Sin embargo, ciertas formas dinámicas tienen manifestaciones más permanentes porque la substancia que las mueve y hace visibles es reabastecida constantemente. Una cascada parece colgar de la roca, agitando cintas de espuma. Naturalmente, en realidad nada hay allí en medio del aire; el agua pasa constantemente; pero hay más y más agua que sigue los mismos caminos, de modo que tenemos una forma duradera hecha y mantenida por su pasaje, es decir, una forma dinámica permanente. También un río apacible tiene forma dinámica; si dejara de correr se secaría o se convertiría en un lago. Hace unos dos mil quinientos años, Heráclito observó que no es posible entrar dos veces al mismo río en el mismo punto... al menos si por río se entiende el agua y no su forma dinámica, el fluir.
Cuando un río deja de correr porque el agua se desvía o se seca, queda el lecho del río, que a veces está cortado profundamente en sólida roca.
El lecho está modelado por la corriente y registra como líneas grabadas las corrientes que han cesado de existir. Su forma es estática, pero expresa la forma dinámica del río. También aquí estamos ante dos formas congruentes, como un vaciado y su molde, pero en este caso la congruencia es más notable porque existe entre una forma dinámica y una forma estática. Dicha relación es importante; y volveremos a ocuparnos de ella cuando pasemos a considerar el significado de "forma viva" en el arte.
La congruencia de dos formas perceptibles dadas no siempre es evidente por simple inspección. La forma lógica común que ambas exhiben sólo puede ponerse en evidencia cuando se conozca el principio con el cual relacionarla, como cuando comparamos las formas de las manos no mediante correspondencia directa sino mediante correspondencia de partes opuestas. Cuando las dos representaciones de la forma lógica única difieren en la mayor parte de los restantes aspectos se requiere una regla para equiparar los factores relevantes de una con los factores relevantes de la otra; es decir, se requiere una regla de traducción con la cual se muestre que un caso de la forma lógica corresponde formalmente al otro. (Susanne K. Langer, Los problemas del arte)

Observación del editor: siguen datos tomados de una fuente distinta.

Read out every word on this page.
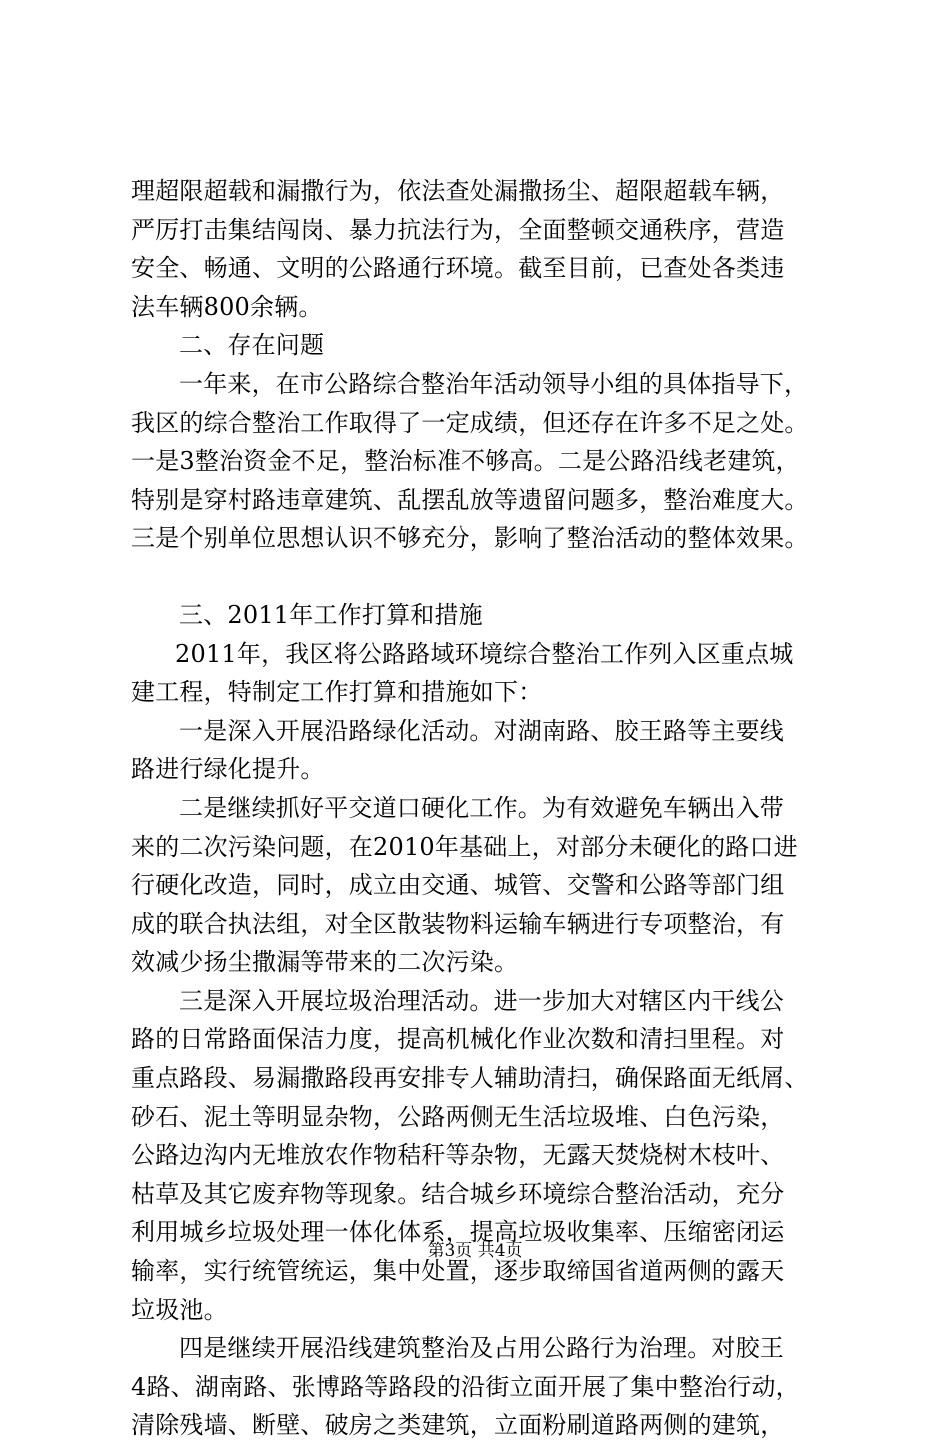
理超限超载和漏撒行为，依法查处漏撒扬尘、超限超载车辆，
严厉打击集结闯岗、暴力抗法行为，全面整顿交通秩序，营造
安全、畅通、文明的公路通行环境。截至目前，已查处各类违
法车辆800余辆。
二、存在问题
一年来，在市公路综合整治年活动领导小组的具体指导下，
我区的综合整治工作取得了一定成绩，但还存在许多不足之处。
一是3整治资金不足，整治标准不够高。二是公路沿线老建筑，
特别是穿村路违章建筑、乱摆乱放等遗留问题多，整治难度大。
三是个别单位思想认识不够充分，影响了整治活动的整体效果。
三、2011年工作打算和措施
2011年，我区将公路路域环境综合整治工作列入区重点城
建工程，特制定工作打算和措施如下：
一是深入开展沿路绿化活动。对湖南路、胶王路等主要线
路进行绿化提升。
二是继续抓好平交道口硬化工作。为有效避免车辆出入带
来的二次污染问题，在2010年基础上，对部分未硬化的路口进
行硬化改造，同时，成立由交通、城管、交警和公路等部门组
成的联合执法组，对全区散装物料运输车辆进行专项整治，有
效减少扬尘撒漏等带来的二次污染。
三是深入开展垃圾治理活动。进一步加大对辖区内干线公
路的日常路面保洁力度，提高机械化作业次数和清扫里程。对
重点路段、易漏撒路段再安排专人辅助清扫，确保路面无纸屑、
砂石、泥土等明显杂物，公路两侧无生活垃圾堆、白色污染，
公路边沟内无堆放农作物秸秆等杂物，无露天焚烧树木枝叶、
枯草及其它废弃物等现象。结合城乡环境综合整治活动，充分
利用城乡垃圾处理一体化体系，提高垃圾收集率、压缩密闭运
输率，实行统管统运，集中处置，逐步取缔国省道两侧的露天
垃圾池。
四是继续开展沿线建筑整治及占用公路行为治理。对胶王
4路、湖南路、张博路等路段的沿街立面开展了集中整治行动，
清除残墙、断壁、破房之类建筑，立面粉刷道路两侧的建筑，
第3页 共4页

La obra artística como forma expresiva (I) 12-2-2018
Una obra de arte es una forma expresiva creada para nuestra percepción a través de los sentidos o la imaginación, y lo que expresa es sentimiento humano. Aquí debe tomarse la palabra "sentimiento" en su acepción más amplia, representando todo lo que puede sentirse, desde la sensación física, el dolor y el alivio, la excitación y el reposo, hasta las más complejas emociones, tensiones intelectuales o bien los tonos de sentimiento constantes de una vida humana consciente. Al enunciar qué es una obra de arte acabo de emplear las palabras "forma", "expresiva" y "creada". Se trata de las palabras claves. Sucesivamente les dedicaremos nuestra atención.

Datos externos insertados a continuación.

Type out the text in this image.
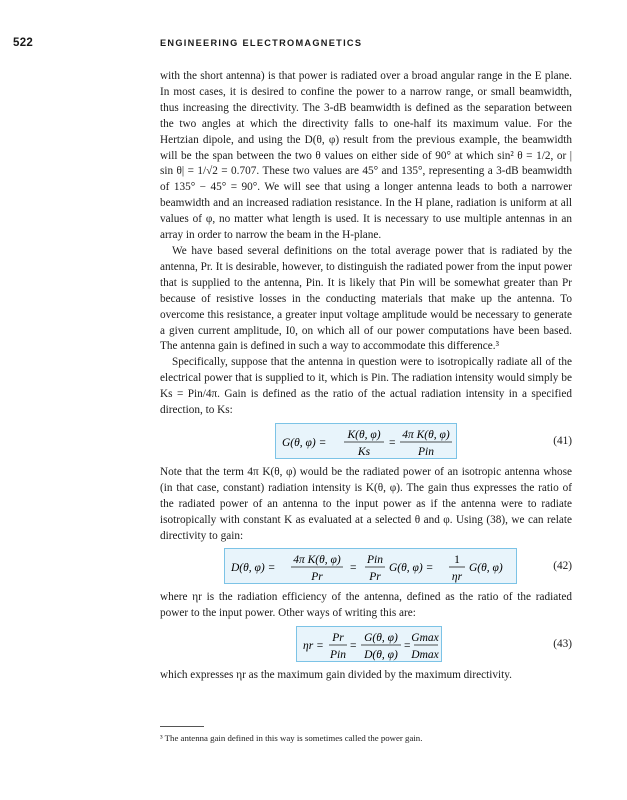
522	ENGINEERING ELECTROMAGNETICS

with the short antenna) is that power is radiated over a broad angular range in the E plane. In most cases, it is desired to confine the power to a narrow range, or small beamwidth, thus increasing the directivity. The 3-dB beamwidth is defined as the separation between the two angles at which the directivity falls to one-half its maximum value. For the Hertzian dipole, and using the D(θ, φ) result from the previous example, the beamwidth will be the span between the two θ values on either side of 90° at which sin² θ = 1/2, or | sin θ| = 1/√2 = 0.707. These two values are 45° and 135°, representing a 3-dB beamwidth of 135° − 45° = 90°. We will see that using a longer antenna leads to both a narrower beamwidth and an increased radiation resistance. In the H plane, radiation is uniform at all values of φ, no matter what length is used. It is necessary to use multiple antennas in an array in order to narrow the beam in the H-plane.

We have based several definitions on the total average power that is radiated by the antenna, Pr. It is desirable, however, to distinguish the radiated power from the input power that is supplied to the antenna, Pin. It is likely that Pin will be somewhat greater than Pr because of resistive losses in the conducting materials that make up the antenna. To overcome this resistance, a greater input voltage amplitude would be necessary to generate a given current amplitude, I0, on which all of our power computations have been based. The antenna gain is defined in such a way to accommodate this difference.³

Specifically, suppose that the antenna in question were to isotropically radiate all of the electrical power that is supplied to it, which is Pin. The radiation intensity would simply be Ks = Pin/4π. Gain is defined as the ratio of the actual radiation intensity in a specified direction, to Ks:

G(θ, φ) =
K(θ, φ)
Ks
=
4π K(θ, φ)
Pin
(41)

Note that the term 4π K(θ, φ) would be the radiated power of an isotropic antenna whose (in that case, constant) radiation intensity is K(θ, φ). The gain thus expresses the ratio of the radiated power of an antenna to the input power as if the antenna were to radiate isotropically with constant K as evaluated at a selected θ and φ. Using (38), we can relate directivity to gain:

D(θ, φ) =
4π K(θ, φ)
Pr
=
Pin
Pr
G(θ, φ) =
1
ηr
G(θ, φ)	(42)

where ηr is the radiation efficiency of the antenna, defined as the ratio of the radiated power to the input power. Other ways of writing this are:

ηr =
Pr
Pin
=
G(θ, φ)
D(θ, φ)
=
Gmax
Dmax
(43)

which expresses ηr as the maximum gain divided by the maximum directivity.

³ The antenna gain defined in this way is sometimes called the power gain.
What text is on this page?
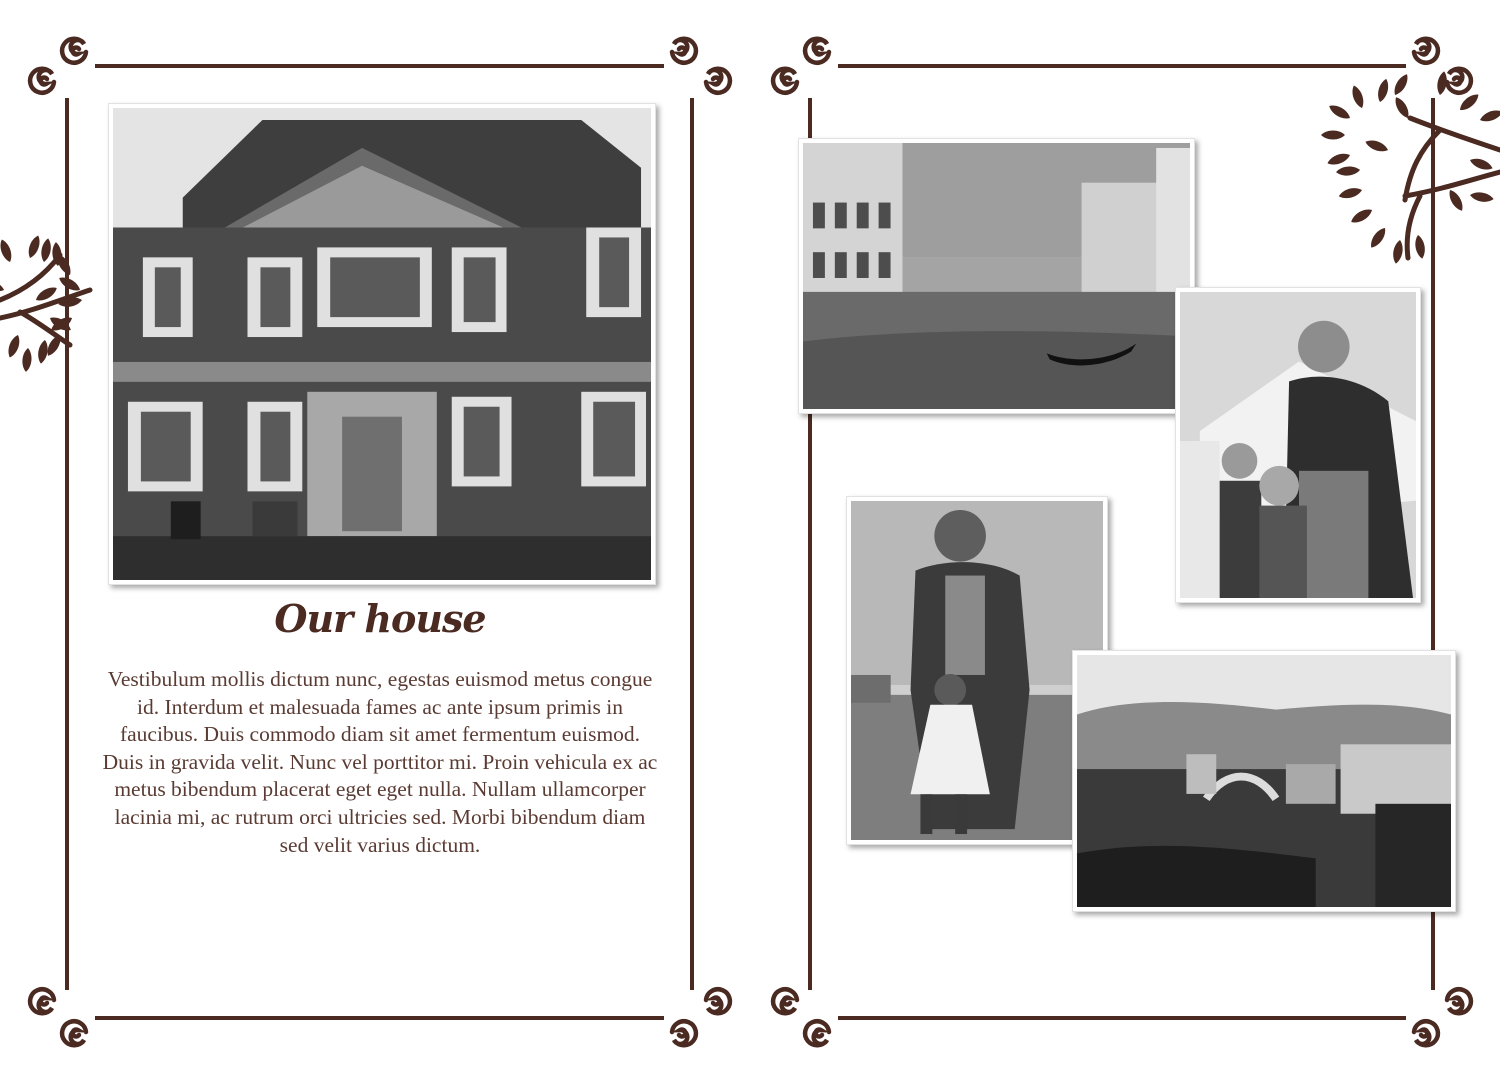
Our house
Vestibulum mollis dictum nunc, egestas euismod metus congue id. Interdum et malesuada fames ac ante ipsum primis in faucibus. Duis commodo diam sit amet fermentum euismod. Duis in gravida velit. Nunc vel porttitor mi. Proin vehicula ex ac metus bibendum placerat eget eget nulla. Nullam ullamcorper lacinia mi, ac rutrum orci ultricies sed. Morbi bibendum diam sed velit varius dictum.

Examinemos, en primer término, qué es lo que se quiere decir, en este contexto, al hablar de forma. La palabra tiene múltiples significados, igualmente legítimos todos ellos para diversos fines; e incluso en lo tocante al arte tiene diversos significados. Por ejemplo, puede referirse —y a menudo así ocurre— a esas estructuras familiares y típicas que se conocen con los nombres de soneto, sextina o balada en poesía, de sonata, madrigal o sinfonía en música, de contradanza o ballet clásico en coreografía, etcétera. No es esto a lo que me refiero; o, mejor dicho, esto sólo constituye una parte muy pequeña de lo que quiero dar a entender. Hay otro sentido en que los artistas hablan de "forma"; por ejemplo, cuando dicen que "la forma sigue a la función" declaran que una cualidad compartida por todas las obras de arte válidas es "forma significante" o bien titulan un libro El problema de la forma en la' pintura y la escultura, La vida de las formas en el arte o En busca de la forma. Al proceder así emplean la palabra "forma" en un sentido más amplío, que por un lado está próximo al significado más común y popular, a saber, nada más que la forma de una cosa y, por otro lado, está próximo al significado nada popular que tiene la palabra en el campo científico y filosófico, en el cual designa algo más abstracto. "Forma" en su sentido más abstracto equivale a estructura, a articulación, a un todo que resulta de la relación de factores mutuamente dependientes o, con más precisión, el modo en que se reúne el conjunto o todo.
El sentido abstracto, que a veces es llamado "forma lógica", está incluido en la noción de expresión, al menos el tipo de expresión que caracteriza al arte. Por esto ocurre que cuando los artistas hablan de lograr la "forma", emplean la palabra con una connotación algo abstracta, incluso cuando hablan de un objeto artístico visible y tangible en que dicha forma está presente.
El concepto más recóndito de forma deriva, por supuesto, del concepto ingenuo, esto es, la forma material. Quizá el modo más sencillo de captar la noción de "forma lógica" consiste en ver de dónde deriva. Consideremos el tipo de forma más evidente, la forma de un objeto, por ejemplo de una pantalla de lámpara. En cualquier tienda grande encontrarán ustedes un vasto surtido de pantallas para lámparas, en su mayor parte de un gusto atroz, y lo que es atroz es por lo común su forma. Entonces ustedes escogen la menos hiriente, quizá hasta buena, pero se percatan de que el color, pongamos por caso violeta, no hace juego con el cuarto; de modo que proceden a buscar otra pantalla de la misma forma pero de diferente color, quizá verde. Al reconocer esta misma forma en otro objeto, que es posiblemente de otro material así como de otro color, ustedes han abstraído, con toda naturalidad y facilidad, el concepto de esta pantalla de su impresión concreta de la primera pantalla. En seguida puede ocurrírseles que esta pantalla es demasiado grande para su lámpara; y entonces preguntan si tienen esta misma pantalla (con lo cual quieren decir una pantalla de la misma forma) en unas medidas más pequeñas. Y el empleado entiende lo que ustedes preguntan.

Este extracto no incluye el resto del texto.